Its not going to help you park a car, sure, but if Brakecheck Barry or, worse, a Ranger Driver, are out and about, its going to help you be a safer driver around semis
I'm already VERY careful around them, watching for movement towards me in case they missed me in the blind spot, or even moving over a lane. I also make sure they aren't close behind me, even to the point where I'm rarely directly in front of one.
 

Don't know how it's in other parts of the world, but here, if you wanna drive semi, you first need car licence. Regular B licence is 30 hours of theory, 9 hours of first aid and at least 35 hours of practice. But C license (one for trucks) is just 10 hours of theory and 15 hours of practice on top of your B license. And with new regulations about mandatroy safety features in cars/trucks, new trucks ( from 6/7/2022 for all new models, from 6/7/2024 all new registered), need to have blind spot monitoring, vulnerable road user detection (pedestrians/cyclists), and reversing cameras or sensors.

Unlike sports or driving, or any other activity that relies on brain muscle connection and muscle memory, ttrpgs are entirely mental construct. Things work different by just you saying they work different. That means it's easier to port new ideas across systems. TRPG mechanics are abstract models- rules, probabilities, and narrative permissions, that are fully understood through explanation and reasoning. Since play is mediated by language and adjudication rather than embodied skill or muscle memory, a mechanic’s function can be grasped conceptually without firsthand experience. Once you understand what an idea is meant to do and what behavior it encourages, you can adapt it to D&D without ever engaging with the original system in play. And that's beauty of it. You can watch people on Yt who played other games, distilled best parts, and present them like concepts and ideas.

Play other games if playing other games is fun for you. But, if you have limited play time, ttrpgs in general aren't your hobby ( like good chunk of casual D&D players aren't into broader hobby), or you can't find enough people to try something new, well, play what you like and have fun with, you still can learn and take different stuff from different games trough other channels.
 

No. Not at all. To park a semi takes different skills and involves spaces of radically different sizes. There's nothing there that would help me park a car. My extensive experience parking my cars, though, that helps a ton.
I thing @Maxperson here has perfectly encapsulated exactly my point.

He has, with zero experience or training, decided that learning to drive a large vehicle will in no way improve his skills at driving a car. It is not possible that learning to drive a large vehicle will improve his driving. Now, he believes this despite being directly told by people with experience and training driving large vehicles that learning to drive large vehicles will improve his driving. But, because he has zero experience or knowledge, there is absolutely no argument that can be made that will change his belief.

And you see this in gaming all the time. People who absolutely reject concepts or methods despite having no direct experience and not even really understanding what the concept or method is or how it works. Completely rejecting things and essentially denying that other people's direct experience could possibly be valid.

And folks want to claim that you can be a really good DM this way?

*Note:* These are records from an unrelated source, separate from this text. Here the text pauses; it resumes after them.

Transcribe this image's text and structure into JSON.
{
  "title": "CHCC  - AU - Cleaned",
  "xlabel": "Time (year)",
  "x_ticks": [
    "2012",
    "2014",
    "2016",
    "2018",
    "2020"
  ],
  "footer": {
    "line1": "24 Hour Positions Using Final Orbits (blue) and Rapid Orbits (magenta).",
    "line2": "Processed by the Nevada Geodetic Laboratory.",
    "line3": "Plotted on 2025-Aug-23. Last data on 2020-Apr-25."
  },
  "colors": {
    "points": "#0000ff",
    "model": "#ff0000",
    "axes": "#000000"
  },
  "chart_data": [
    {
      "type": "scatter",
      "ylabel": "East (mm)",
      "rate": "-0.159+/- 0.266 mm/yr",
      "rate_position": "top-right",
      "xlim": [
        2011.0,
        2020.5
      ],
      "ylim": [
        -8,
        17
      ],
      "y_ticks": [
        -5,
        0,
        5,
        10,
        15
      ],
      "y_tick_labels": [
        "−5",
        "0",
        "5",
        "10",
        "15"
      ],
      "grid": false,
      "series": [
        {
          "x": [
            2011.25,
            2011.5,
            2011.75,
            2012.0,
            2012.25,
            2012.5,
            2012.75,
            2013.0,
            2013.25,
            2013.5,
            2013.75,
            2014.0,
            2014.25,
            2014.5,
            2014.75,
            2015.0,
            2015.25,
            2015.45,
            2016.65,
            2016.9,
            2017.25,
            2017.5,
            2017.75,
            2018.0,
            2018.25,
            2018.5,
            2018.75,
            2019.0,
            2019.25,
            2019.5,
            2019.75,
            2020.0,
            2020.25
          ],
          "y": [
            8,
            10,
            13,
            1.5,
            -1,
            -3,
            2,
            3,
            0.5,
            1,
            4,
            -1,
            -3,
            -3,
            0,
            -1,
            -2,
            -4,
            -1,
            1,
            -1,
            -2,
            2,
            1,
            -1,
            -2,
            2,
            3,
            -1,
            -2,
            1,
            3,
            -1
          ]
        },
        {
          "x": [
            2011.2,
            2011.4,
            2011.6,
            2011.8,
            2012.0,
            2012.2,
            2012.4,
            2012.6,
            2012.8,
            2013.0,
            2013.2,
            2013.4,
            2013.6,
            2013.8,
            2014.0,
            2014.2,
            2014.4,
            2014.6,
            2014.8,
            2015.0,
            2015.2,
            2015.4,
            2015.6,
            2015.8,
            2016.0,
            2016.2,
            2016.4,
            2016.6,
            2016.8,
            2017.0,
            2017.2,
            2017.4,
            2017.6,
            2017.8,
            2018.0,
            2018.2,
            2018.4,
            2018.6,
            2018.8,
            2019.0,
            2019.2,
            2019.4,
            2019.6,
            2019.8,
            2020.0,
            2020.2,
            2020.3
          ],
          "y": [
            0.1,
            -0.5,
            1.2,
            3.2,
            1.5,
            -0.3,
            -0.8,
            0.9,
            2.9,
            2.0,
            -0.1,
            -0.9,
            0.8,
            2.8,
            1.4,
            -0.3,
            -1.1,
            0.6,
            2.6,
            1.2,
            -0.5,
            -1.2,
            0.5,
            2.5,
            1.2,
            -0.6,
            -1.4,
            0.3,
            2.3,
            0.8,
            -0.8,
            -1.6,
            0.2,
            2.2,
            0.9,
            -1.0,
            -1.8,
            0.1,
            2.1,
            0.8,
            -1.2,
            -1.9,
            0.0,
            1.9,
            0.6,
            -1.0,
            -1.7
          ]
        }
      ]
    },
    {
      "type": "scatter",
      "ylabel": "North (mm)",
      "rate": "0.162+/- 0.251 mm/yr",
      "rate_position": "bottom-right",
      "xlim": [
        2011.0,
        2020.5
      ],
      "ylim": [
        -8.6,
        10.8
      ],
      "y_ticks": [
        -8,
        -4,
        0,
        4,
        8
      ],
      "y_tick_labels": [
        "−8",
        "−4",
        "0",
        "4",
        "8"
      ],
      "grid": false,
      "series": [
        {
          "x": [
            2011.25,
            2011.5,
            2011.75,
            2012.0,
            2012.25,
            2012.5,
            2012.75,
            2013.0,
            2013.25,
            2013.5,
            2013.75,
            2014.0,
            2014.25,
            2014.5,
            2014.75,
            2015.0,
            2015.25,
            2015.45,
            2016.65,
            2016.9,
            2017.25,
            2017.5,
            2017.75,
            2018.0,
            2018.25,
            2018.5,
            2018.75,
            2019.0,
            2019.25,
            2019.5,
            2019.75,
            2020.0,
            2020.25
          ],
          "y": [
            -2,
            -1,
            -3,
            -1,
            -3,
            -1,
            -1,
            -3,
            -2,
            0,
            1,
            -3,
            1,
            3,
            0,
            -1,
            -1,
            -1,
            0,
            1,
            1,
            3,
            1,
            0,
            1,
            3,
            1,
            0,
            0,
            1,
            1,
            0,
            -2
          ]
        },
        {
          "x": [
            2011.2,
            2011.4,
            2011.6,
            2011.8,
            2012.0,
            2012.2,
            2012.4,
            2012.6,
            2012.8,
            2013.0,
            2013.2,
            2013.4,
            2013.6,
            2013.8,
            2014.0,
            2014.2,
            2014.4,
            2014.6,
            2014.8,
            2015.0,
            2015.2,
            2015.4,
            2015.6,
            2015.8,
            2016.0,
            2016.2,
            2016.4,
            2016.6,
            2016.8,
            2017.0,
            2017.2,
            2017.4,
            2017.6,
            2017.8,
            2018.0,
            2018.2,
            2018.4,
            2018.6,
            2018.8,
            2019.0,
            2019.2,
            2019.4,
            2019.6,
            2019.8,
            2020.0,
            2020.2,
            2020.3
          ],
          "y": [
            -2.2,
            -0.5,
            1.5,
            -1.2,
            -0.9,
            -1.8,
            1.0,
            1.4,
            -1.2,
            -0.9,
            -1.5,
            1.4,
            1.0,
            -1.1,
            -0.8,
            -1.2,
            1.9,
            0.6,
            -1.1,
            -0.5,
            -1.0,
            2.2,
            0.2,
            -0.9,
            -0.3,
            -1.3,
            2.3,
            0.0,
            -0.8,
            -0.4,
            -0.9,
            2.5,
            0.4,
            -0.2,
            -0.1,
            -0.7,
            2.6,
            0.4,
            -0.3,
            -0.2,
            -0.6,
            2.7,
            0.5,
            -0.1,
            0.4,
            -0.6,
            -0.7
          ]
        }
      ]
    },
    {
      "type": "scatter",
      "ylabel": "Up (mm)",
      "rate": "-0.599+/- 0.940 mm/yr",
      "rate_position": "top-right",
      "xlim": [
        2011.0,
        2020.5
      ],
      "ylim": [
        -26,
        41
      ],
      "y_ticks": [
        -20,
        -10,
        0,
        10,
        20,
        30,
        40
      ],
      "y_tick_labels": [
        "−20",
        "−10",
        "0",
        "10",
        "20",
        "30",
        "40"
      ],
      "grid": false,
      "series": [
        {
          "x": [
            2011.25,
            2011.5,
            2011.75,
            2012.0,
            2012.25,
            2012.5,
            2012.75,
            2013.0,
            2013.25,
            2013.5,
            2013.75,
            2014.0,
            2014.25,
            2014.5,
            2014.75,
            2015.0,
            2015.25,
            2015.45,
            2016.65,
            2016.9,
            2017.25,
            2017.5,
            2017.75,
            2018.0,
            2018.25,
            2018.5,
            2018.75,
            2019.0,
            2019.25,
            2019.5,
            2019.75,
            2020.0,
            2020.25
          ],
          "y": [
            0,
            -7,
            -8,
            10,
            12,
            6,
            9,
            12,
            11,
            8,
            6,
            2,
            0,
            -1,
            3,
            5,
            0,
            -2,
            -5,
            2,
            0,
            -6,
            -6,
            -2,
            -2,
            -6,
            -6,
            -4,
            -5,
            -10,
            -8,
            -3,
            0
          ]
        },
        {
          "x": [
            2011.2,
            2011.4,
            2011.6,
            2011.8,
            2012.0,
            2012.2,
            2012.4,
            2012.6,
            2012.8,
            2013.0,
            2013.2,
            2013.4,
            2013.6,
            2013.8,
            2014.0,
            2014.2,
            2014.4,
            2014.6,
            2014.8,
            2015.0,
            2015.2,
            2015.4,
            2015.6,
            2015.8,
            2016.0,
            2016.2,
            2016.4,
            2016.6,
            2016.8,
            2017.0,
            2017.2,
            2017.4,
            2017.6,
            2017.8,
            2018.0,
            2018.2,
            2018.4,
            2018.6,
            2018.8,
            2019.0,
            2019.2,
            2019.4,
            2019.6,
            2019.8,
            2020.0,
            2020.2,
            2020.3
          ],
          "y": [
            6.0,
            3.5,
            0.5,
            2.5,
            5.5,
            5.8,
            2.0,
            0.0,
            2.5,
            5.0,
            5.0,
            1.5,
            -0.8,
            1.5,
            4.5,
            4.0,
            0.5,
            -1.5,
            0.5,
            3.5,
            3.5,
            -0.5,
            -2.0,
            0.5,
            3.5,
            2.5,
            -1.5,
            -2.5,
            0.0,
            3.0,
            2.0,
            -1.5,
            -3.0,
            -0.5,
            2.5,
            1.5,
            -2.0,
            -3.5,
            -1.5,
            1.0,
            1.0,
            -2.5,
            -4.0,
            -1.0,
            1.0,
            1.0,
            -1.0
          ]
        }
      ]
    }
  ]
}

Look, I'll be the first to admit I'm not a good DM. Not even a little. I muddle along and people seem to be having a good time, but, great DM? Nope. Not me. I've been fortunate enough to play with some really great DM's over the years and I'm not them. But I want to be a really good DM. So, the idea that I'm going to deliberately ignore methods and concepts that might make me run a better game just because it happens to not come from a D&D book? Not likely. I'll take all the help I can get thanks.